Origin Profile: Colombia

Colombia is the second largest producer of Arabica coffee. Quality can range from classic breakfast blend coffees to exotic and wild microlots

HarvestVaries by region
ArrivalJanuary - December
Number of Producers~540,000
Average Farm Size<2 Hectares
Annual Production14.8 Million
60-Kilo Bags
Common VarietiesCaturra, Catuai
Castillo, Typica
Bourbon, Catimor
GradesSupremo: >scr. 17
Excelso: < scr. 17
Quindio, Risaralda, Caldas“The Coffee Triangle” is the largest coffee producing area. The coffee is typically mild and sweet.
Huila, Narino, Tolima, Antioquia, CaucaThe high-mountain farms in the southern regions produce some of the best coffees in the world. There are many microlots produced here as well as high quality macrolots. The flavor profile may include a multitude of fruit notes and florality with high complexity.
Santander, BoyacaThe growing regions in Northern Colombia are typically lower elevation. They produce a more classic washed mild flavor profile that sweet, nutty, and slightly citric
Data Based on MY2019/2020

Colombian coffee has always been a staple for its consistent quality. Mild acidity and sweetness of the coffee produced in the central regions is perfect for House and Breakfast Blends. More recently, the coffees of southern Colombia have become more accessible and more highly desired for their complexity and exceptional cup quality.

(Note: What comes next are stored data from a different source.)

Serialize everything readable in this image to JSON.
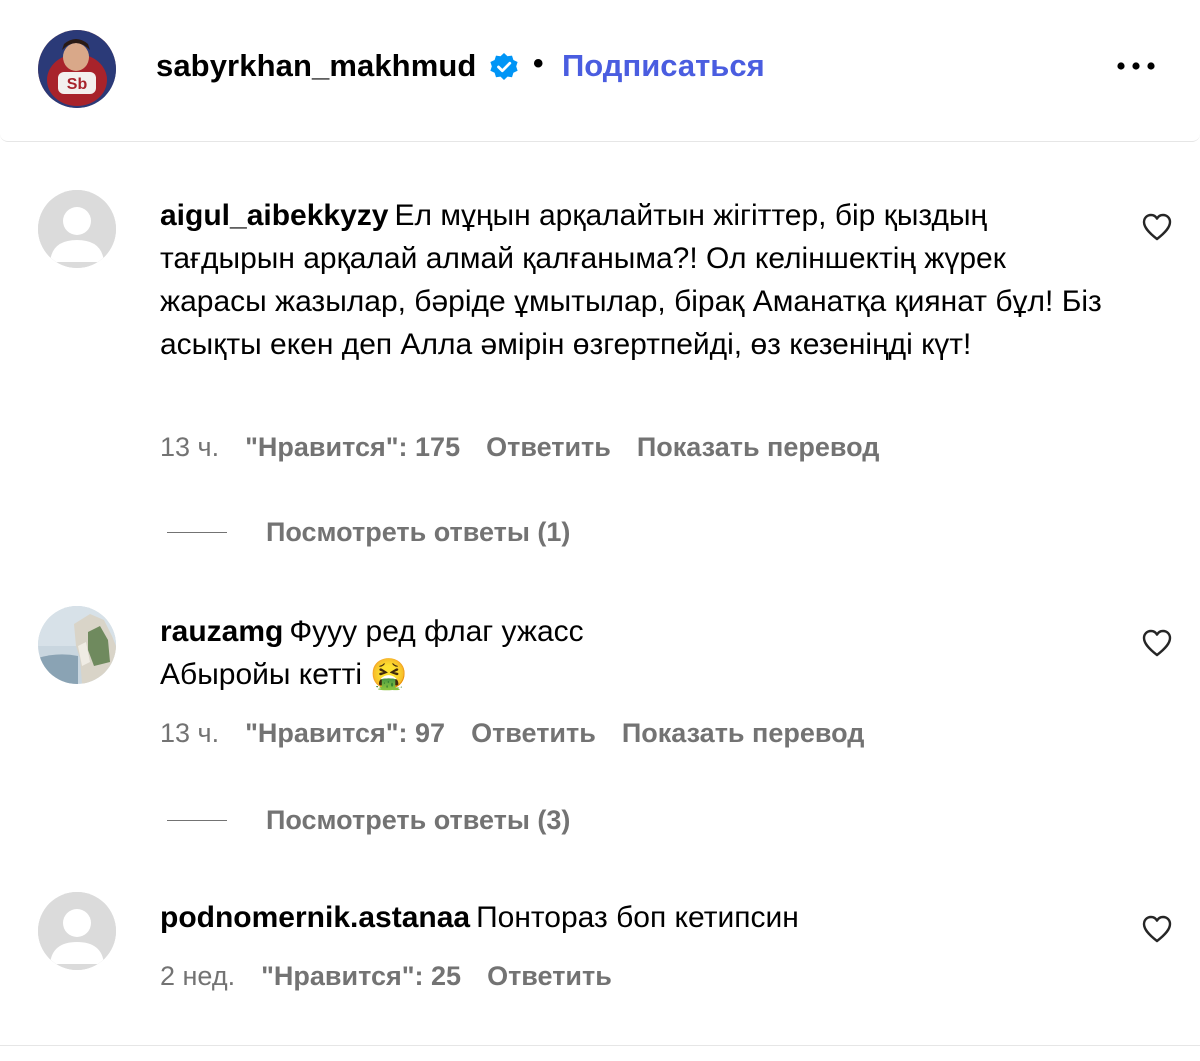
{
  "post": {
    "author": "sabyrkhan_makhmud",
    "verified": true,
    "separator": "•",
    "follow_label": "Подписаться",
    "more_icon": "more-horizontal-icon"
  },
  "comments": [
    {
      "username": "aigul_aibekkyzy",
      "text": "Ел мұңын арқалайтын жігіттер, бір қыздың тағдырын арқалай алмай қалғаныма?! Ол келіншектің жүрек жарасы жазылар, бәріде ұмытылар, бірақ Аманатқа қиянат бұл! Біз асықты екен деп Алла әмірін өзгертпейді, өз кезеніңді күт!",
      "time": "13 ч.",
      "likes": "\"Нравится\": 175",
      "reply_label": "Ответить",
      "translate_label": "Показать перевод",
      "view_replies": "Посмотреть ответы (1)",
      "avatar": "default-avatar"
    },
    {
      "username": "rauzamg",
      "text_line1": "Фууу ред флаг ужасс",
      "text_line2": "Абыройы кетті",
      "emoji": "🤮",
      "time": "13 ч.",
      "likes": "\"Нравится\": 97",
      "reply_label": "Ответить",
      "translate_label": "Показать перевод",
      "view_replies": "Посмотреть ответы (3)",
      "avatar": "cliff-photo-avatar"
    },
    {
      "username": "podnomernik.astanaa",
      "text": "Понтораз боп кетипсин",
      "time": "2 нед.",
      "likes": "\"Нравится\": 25",
      "reply_label": "Ответить",
      "avatar": "default-avatar"
    }
  ],
  "colors": {
    "link": "#4a5de0",
    "secondary_text": "#737373",
    "verified_badge": "#0095f6"
  }
}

The origin of coffee in Colombia is not completely certain, but the most common story is that coffee arrived with Jesuit priests in the 1730s. It was not until 1835, over 100 years later, that the first coffee exports were logged from the port of Cucuta. Coffee experienced large speculative expansion in the second half of the 19th century as large estates with access to international banking and credit in Santander and Cundimarca opened to profit off coffee’s relatively high international prices. The Thousand Days War and the international decline of coffee prices at the beginning of the next century proved that this style of coffee production was unsustainable for Colombia. The estates in Santander fell into financial crises and growth of estates in Antioquia and Caldas stalled. Coffee remained a viable option for smaller farmers. It represented a more intensive farming option that could be cultivated year-round, much better than the slash and burn farming of other crops. Most of Colombian producers today operate on farms less than 2 hectares or 5 acres. Only 5% of Colombian Coffee is produced on estates bigger than 5 hectares or 12 acres.

In order to compete more effectively, Colombian Farmers formed the Colombian Coffee Growers federation (FNC) in 1927. The FNC is one of the oldest and largest agricultural NGOs in the world. The FNC’s goal is to protect the interests of Colombian Farmers domestically and internationally through collective action, education, and research. In 1938 FNC created the National Coffee Research Center – Cenicafe. Cenicafe was founded to study coffee farming including production yields, harvesting and processing methods, and resulting quality in order to improve Colombian coffee. Today, Cenicafe is proving to be successful in producing new varieties of coffee that are more resistant to Coffee Leaf Rust which will make the Colombian coffee industry more robust.

With the growth of the specialty coffee industry, Colombian coffee growers are focusing increasingly on producing high quality microlots from unique microclimates. Honey and natural processing styles are becoming more popular, especially since many growers process their coffee themselves.